Literary Studies and the Digital Library: Exercise 2, Simple XML and PHP

Matthew L. Jockers
Stanford University

Part one, a simple xhtml file

Unlike some languages, HTML can be pretty darn sloppy, and the browsers that process HTML are, therefore, pretty darn forgiving of sloppy code, which is why even badly coded web pages will show up on the web. With that said, it's still best (for a number of good reasons) to write "clean" code--even though poorly formed HTML will often parse and look OK in a browser. For this course we will need to understand "XML" (eXtensible Markup Language) and to help us get started will learn a bit about "XHTML," which is a specialized type of XML. XHTML, unlike regular HTML, has to be "well-formed." We'll talk more about what "well-formed" means as the class progresses, but for now think of it the way you would think about the grammar of a sentence. In order to be well-formed, a sentence cannot be, for example, a fragment. It has to adhere to certain rules in order to be called a "sentence."

SIDE NOTE

In some respects, writing good code can be likened to writing clear prose. In addition to being grammatically correct, good prose is "elegant." One way of conveying a message is frequently more elegant than another. Samuel Taylor Coleridge spoke of good poetry as being made up of the best possible words in the best possible order; we could say the same for good code, and in writing good code, you should strive to "say" the most with as little as possible.

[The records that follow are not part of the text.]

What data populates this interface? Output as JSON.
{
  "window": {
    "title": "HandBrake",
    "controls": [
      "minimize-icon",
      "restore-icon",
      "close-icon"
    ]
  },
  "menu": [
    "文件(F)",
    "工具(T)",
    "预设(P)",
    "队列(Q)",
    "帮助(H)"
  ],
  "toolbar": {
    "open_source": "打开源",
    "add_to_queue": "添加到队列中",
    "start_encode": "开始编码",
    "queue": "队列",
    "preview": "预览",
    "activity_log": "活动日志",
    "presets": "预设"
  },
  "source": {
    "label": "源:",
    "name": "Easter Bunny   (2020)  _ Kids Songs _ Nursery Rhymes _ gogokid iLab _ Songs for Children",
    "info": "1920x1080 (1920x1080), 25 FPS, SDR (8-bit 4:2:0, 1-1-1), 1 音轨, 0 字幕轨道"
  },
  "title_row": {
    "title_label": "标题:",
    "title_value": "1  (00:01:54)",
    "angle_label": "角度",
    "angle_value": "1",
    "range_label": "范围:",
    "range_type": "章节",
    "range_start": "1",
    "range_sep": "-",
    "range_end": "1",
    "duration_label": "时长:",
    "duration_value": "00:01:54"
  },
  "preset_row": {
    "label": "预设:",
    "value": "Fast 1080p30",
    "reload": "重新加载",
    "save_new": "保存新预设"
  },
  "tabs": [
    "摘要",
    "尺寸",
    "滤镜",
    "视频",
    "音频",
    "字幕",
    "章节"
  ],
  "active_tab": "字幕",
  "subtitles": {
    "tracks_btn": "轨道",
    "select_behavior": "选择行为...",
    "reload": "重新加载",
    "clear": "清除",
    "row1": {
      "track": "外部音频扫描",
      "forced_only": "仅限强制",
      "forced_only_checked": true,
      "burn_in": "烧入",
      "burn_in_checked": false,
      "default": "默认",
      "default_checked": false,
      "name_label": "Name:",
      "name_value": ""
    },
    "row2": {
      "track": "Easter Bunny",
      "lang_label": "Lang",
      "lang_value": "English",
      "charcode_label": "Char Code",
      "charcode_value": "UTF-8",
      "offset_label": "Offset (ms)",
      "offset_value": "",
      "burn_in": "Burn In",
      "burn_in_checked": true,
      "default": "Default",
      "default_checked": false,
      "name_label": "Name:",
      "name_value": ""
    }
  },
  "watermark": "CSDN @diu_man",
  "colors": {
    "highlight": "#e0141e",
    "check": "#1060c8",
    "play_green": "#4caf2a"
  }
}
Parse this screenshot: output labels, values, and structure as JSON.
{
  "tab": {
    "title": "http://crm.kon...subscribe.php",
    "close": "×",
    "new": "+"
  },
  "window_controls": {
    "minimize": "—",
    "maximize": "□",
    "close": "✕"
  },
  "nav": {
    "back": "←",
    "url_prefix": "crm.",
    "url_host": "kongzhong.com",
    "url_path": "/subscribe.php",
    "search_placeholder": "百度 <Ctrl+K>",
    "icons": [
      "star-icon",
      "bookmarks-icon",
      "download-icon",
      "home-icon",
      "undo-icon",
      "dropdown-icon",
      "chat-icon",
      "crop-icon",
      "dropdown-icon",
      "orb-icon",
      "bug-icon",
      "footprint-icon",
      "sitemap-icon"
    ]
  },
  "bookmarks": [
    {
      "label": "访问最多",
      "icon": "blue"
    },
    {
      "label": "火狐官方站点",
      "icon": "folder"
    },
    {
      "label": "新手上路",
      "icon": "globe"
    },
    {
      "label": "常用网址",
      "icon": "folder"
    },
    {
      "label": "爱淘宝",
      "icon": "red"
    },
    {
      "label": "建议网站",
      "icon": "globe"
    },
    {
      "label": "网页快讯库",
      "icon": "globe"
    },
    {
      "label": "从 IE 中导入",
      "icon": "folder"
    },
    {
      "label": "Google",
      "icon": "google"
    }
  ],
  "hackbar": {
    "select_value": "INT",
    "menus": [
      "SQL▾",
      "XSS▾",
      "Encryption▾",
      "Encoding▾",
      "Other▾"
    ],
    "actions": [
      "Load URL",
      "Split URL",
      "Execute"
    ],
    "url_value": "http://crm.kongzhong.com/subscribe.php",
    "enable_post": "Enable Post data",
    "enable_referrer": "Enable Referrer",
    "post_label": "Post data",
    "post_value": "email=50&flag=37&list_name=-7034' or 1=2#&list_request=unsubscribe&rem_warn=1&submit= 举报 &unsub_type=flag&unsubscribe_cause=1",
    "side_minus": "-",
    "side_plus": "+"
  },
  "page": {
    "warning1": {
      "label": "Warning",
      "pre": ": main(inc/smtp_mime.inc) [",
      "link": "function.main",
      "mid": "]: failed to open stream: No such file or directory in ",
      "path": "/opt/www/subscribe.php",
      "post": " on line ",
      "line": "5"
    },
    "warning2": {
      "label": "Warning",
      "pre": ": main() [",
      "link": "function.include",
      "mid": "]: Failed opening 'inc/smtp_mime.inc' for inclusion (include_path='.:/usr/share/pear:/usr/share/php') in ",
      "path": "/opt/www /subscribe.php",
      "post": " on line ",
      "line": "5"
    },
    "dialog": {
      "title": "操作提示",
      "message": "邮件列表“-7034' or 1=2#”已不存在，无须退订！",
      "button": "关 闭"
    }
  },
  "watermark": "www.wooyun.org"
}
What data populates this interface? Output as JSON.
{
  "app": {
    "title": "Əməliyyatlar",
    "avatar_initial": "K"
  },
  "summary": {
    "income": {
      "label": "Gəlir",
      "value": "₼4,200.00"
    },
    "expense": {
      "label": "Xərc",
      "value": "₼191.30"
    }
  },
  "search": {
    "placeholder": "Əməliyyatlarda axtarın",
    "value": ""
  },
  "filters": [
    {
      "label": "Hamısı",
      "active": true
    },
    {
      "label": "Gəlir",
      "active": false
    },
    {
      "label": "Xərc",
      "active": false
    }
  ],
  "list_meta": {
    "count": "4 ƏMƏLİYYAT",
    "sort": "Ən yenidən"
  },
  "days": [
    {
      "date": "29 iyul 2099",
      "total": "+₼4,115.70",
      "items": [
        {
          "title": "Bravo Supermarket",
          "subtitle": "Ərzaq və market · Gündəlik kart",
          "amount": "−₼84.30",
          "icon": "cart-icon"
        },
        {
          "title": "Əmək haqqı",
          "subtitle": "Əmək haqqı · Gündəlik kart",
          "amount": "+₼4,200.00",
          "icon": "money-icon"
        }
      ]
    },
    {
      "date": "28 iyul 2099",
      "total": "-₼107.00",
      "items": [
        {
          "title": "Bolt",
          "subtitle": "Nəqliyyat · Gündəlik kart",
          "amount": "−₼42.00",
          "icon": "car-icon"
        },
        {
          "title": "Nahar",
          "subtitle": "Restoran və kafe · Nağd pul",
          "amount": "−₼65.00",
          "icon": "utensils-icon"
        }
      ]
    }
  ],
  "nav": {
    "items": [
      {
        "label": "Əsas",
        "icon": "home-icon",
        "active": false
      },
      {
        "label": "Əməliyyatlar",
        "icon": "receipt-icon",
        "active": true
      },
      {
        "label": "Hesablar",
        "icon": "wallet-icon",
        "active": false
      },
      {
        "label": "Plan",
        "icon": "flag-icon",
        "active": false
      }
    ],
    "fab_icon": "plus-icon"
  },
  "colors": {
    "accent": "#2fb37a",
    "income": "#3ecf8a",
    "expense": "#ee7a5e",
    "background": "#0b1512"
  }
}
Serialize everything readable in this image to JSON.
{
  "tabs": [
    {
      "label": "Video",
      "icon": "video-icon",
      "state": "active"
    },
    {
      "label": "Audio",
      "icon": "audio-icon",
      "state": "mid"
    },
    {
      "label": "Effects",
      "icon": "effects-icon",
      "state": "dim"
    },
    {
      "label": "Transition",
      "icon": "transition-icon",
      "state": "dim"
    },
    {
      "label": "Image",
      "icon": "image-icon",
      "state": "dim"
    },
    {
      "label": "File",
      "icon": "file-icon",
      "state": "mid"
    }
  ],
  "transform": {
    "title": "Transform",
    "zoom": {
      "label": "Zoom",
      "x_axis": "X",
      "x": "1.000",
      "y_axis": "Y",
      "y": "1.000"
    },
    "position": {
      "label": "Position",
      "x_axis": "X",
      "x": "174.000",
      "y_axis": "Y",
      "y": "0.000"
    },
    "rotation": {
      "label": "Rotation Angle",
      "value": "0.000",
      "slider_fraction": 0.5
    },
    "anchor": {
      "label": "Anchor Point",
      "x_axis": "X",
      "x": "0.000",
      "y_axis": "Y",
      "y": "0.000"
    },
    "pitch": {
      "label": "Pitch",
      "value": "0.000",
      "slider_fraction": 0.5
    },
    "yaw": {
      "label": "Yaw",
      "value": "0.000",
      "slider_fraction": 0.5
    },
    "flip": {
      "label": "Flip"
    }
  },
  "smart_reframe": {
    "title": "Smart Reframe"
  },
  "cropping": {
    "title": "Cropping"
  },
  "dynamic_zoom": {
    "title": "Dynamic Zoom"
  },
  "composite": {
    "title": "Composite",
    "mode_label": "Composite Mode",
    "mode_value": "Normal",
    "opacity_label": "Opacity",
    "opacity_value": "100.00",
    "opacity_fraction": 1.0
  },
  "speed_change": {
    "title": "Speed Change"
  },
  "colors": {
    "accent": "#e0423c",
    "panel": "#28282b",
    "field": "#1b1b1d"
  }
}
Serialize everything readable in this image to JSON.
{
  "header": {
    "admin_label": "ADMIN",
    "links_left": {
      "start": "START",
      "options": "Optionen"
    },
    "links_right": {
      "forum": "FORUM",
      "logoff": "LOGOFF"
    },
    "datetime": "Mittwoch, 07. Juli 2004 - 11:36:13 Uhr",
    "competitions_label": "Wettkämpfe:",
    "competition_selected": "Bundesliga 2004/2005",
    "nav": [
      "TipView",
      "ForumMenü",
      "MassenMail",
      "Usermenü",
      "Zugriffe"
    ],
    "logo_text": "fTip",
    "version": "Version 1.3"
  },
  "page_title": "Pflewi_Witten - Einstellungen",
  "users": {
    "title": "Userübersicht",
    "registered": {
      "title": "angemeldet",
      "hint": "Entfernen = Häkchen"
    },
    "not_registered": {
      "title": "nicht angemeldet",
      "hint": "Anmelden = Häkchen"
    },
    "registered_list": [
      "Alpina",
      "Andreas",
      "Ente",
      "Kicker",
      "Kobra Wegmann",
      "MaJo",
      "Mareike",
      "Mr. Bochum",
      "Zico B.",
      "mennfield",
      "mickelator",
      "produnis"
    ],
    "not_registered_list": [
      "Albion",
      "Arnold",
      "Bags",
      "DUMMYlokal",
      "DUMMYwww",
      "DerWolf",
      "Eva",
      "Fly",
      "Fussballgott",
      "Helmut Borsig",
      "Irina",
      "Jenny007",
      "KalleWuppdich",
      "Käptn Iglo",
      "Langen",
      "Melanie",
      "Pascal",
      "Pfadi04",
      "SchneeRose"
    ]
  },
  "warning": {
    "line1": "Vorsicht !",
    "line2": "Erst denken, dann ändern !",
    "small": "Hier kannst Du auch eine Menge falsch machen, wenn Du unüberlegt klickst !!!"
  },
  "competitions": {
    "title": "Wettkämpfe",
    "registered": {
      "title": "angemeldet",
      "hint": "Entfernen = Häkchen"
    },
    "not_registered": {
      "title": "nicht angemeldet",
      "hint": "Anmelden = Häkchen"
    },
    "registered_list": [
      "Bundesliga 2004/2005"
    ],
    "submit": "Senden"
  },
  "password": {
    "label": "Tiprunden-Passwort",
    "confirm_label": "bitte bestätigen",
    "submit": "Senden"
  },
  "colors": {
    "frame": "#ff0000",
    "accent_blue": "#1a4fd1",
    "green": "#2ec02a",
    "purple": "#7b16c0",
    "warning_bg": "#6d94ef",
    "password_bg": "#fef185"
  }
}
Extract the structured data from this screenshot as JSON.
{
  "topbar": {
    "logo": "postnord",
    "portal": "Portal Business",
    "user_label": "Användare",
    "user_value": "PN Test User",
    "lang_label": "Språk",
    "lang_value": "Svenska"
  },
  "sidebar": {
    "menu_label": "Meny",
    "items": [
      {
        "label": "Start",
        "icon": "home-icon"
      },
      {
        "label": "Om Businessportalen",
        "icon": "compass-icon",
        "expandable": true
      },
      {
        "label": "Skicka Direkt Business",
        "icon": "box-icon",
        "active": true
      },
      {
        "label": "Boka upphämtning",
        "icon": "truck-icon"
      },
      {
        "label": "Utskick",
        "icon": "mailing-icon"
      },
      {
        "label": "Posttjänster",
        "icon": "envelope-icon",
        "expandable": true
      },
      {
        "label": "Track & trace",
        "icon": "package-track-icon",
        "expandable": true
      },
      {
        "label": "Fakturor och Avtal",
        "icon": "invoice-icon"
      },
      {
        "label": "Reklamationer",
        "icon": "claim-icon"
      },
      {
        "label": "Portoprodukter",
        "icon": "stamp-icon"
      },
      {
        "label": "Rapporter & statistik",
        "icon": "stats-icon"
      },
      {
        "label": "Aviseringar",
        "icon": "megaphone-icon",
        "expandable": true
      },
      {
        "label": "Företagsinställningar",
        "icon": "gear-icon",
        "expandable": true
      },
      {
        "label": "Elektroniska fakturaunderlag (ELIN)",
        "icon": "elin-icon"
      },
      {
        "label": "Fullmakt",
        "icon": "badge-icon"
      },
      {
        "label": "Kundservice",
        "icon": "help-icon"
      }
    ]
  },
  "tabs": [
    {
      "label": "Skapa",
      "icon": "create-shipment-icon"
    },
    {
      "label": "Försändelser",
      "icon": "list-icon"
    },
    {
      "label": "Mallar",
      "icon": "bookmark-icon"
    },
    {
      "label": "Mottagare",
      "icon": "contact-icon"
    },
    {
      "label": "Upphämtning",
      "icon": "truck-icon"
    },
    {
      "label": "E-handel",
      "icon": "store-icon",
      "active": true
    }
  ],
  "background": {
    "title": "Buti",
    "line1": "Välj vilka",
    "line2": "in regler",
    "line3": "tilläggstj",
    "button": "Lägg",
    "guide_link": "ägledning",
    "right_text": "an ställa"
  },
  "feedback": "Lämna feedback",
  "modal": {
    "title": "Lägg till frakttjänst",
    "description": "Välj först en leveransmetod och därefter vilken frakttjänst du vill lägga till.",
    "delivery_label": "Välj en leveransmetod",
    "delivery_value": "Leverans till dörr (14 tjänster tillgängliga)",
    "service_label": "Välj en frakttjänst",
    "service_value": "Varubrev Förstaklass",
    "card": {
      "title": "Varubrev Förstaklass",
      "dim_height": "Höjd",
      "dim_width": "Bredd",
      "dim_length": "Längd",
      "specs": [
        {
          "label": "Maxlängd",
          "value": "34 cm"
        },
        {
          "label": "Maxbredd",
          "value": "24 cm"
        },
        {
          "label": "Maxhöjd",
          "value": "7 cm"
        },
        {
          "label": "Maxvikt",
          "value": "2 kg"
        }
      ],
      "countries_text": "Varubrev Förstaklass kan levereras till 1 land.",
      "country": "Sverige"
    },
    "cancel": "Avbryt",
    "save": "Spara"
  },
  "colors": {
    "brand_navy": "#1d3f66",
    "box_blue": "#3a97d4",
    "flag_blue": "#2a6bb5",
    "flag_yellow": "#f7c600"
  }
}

In writing we'd call this an "economy of words."

END SIDE NOTE

In this exercise, you are going to write some text and then have it display on a web page. Simple? Well, yes, for the most part, but I'll complicate things a bit by asking you to validate your code--more on that in a minute. . .

In the xhtml file that you create, the first thing you need to do is to alert the parser (in this case a web browser) as to what sort of file it is going to be processing. This is what is called a "Document Prologue" or "Doctype Declaration." In this exercise the processor of the code is a web browser. Web browsers know to look for certain "reserved" characters and then act on that information. XHTML, HTML and XML all use angle brackets to enclose "tags"; the information in a tag is passed to the browser as a sort of "instruction."

So, you will begin your file with several bits of preliminary code that lay the foundation. First, you'll provide an XML declaration to notify the parser (browser) that the file is an XML document, and you'll include information in this declaration about the "character set" you are using.

SIDE NOTE

An XML declaration is not required in all XML documents; however XHTML document authors are strongly encouraged to use XML declarations in all their documents. Such a declaration is required when the character encoding of the document is other than the default UTF-8 or UTF-16 and no encoding was determined by a higher-level protocol. See--http://www.w3.org/TR/xhtml1/

END SIDE NOTE

Here is what the XML declaration looks like (notice that I have included some comments using the method described in exercise 1):

START xml CODE

                
<?xml version="1.0" encoding="UTF-8"?>
<!--Your Name, Exercise 2 last modified mm/dd/yyyy
my first xml file--> 

            

END xml CODE

Next, we add a bit more specific and more important information to the document prologue, infomation that says that we are going to be coding a file in HTML

START XHTML CODE

                
<?xml version="1.0" encoding="UTF-8"?>
<!--Your Name, Exercise 2 last modified mm/dd/yyyy
my first xml file-->
<!DOCTYPE html SYSTEM "http://www.w3.org/TR/xhtml1/DTD/xhtml1-transitional.dtd"> 

            

END XHTML CODE

For now we won't get bogged down in the details of what this code means. Do note though that it identifies the document type as "html" and includes a URI ("link") to a file called "xhtml1-transitional.dtd". A DTD is something you will learn more about later, but for now, think of it as a set of rules for how the corresponding XML file (or in this case xhtml file) may be constructed.

Now we have finished the prologue, and we are ready to insert our "root" element. The root element in this case is "html" or more specifically "<html>." Elements (sometimes called "tags") provide the main structure for our file, the skeleton upon which all our content is attached. They provide "markers" for the parser (browser) which translate into instructions.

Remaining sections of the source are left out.